Thierry Hermès died at Neuilly-sur-Seine in 1878. That year, the house distinguished itself at the Universal Exhibition with a gold medal, second in the ranking out of seven awards. His son, Charles-Émile Hermès, then took over management of the company and extended its activities to saddlery. He also moved the store to 24 rue du Faubourg Saint-Honoré, which meant that the store was now in proximity to wealthy clients.

==Posterity==
Charles-Émile Hermès had two sons of his own, Adolphe and Émile-Maurice, who were involved in the family business building elite clientele in Europe, America, North Africa and Asia. Adolphe left Émile-Maurice with the business, as he believed that the company had a limited future in the era of horseless carriages. Émile-Maurice then took control in 1919 and, three years later, bought out his brother's shares. He noticed the demand for saddlery, leading him to steer Hermès towards the making of "saddle-stitched" leather goods and trunks for the customers who traveled by car, train or ship. He expanded the company, launching the leather goods and baggage lines.

After realizing the company was entering the age of automobiles, Émile-Maurice acquired a two-year patent for the zipper, which was known as the "Hermès Fastener". Once the zipper was introduced, clothing was transformed. Other entrepreneurs such as Coco Chanel wanted to learn from Hermès due to its rapid growth and popularity.

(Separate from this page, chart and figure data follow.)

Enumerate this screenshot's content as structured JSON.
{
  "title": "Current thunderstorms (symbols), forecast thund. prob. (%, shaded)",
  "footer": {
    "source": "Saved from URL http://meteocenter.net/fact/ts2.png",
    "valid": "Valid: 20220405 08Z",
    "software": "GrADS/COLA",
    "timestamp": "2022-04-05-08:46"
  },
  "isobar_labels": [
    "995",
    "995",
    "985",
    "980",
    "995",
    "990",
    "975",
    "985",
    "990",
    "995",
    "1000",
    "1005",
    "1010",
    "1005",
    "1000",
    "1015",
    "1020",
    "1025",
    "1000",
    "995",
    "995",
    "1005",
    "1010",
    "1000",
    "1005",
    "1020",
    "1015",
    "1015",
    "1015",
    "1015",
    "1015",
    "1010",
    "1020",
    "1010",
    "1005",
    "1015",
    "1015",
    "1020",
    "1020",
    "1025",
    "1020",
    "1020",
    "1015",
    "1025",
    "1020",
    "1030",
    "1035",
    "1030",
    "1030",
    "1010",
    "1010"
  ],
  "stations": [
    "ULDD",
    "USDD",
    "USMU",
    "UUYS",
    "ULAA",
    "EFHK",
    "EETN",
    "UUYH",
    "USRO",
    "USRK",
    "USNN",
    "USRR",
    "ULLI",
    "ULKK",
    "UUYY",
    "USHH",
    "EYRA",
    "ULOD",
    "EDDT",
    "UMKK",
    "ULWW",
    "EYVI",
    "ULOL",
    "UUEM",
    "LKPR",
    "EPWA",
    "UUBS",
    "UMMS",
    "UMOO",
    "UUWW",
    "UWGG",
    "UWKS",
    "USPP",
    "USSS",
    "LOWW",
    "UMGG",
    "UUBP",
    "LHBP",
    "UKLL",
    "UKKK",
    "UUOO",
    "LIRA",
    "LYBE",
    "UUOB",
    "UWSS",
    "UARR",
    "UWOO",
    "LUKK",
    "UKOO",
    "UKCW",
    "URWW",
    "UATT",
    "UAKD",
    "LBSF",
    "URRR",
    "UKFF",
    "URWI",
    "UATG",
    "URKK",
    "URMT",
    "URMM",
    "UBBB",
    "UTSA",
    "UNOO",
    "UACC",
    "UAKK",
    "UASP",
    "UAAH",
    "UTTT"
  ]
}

Émile-Maurice Hermès and his wife Julie Hollande had only daughters – Yvonne (born 1902), who married Francis Puech; Jacqueline (born 1903), who married Robert Dumas; and Aline (born 1907), who married Jean René Guerrand. Émile-Maurice joined forces with his three sons-in-law, who contributed to a large number of descendants. The 1930s saw the sons-in-law play a major creative role in the development of Hermès, contributing their creativity. Robert Dumas was notably the creator of carrés de soie and the Kelly bag, while Jean-René Guerrand moved into fragrances in 1951 with Eau d'Hermès and Calèche.

Robert Dumas finally succeeded Émile-Maurice Hermès upon his death in 1951. In 1978, Jean-Louis Dumas, son of Robert, took over the reins of the company, considerably increasing its sales. In 1993, the company went public, but the ownership of 80% of the shares remained with Hermès family members. Today, the House of Hermès is run by Axel Dumas, nephew of Jean-Louis and member of the sixth generation of the Hermès family, who became CEO in 2013. Many family members hold management positions in the company, such as Pierre-Alexis Dumas, who is the artistic director, and Guillaume de Seynes, managing director of the upstream division and holdings.

==Legacy==
Hermès made many innovations, which are still well known to this day. The Hermès zipper created in 1923 is still used in many bags. The silk that Hermès used for jockeys' blouses became the first Hermès silk scarf, Jeu des Omnibus et Dames blanches, in 1923. Around the 1930s, Hermès launched several items that became classics, including the large crocodile handbag known later as the Kelly bag (named for Grace Kelly). The company later developed men's neckties, watches, and new scarf designs. One of the most famous classics, the Birkin bag (named after actress Jane Birkin), was created by Jean-Louis Dumas in 1984. Today, Hermès has about 300 stores worldwide.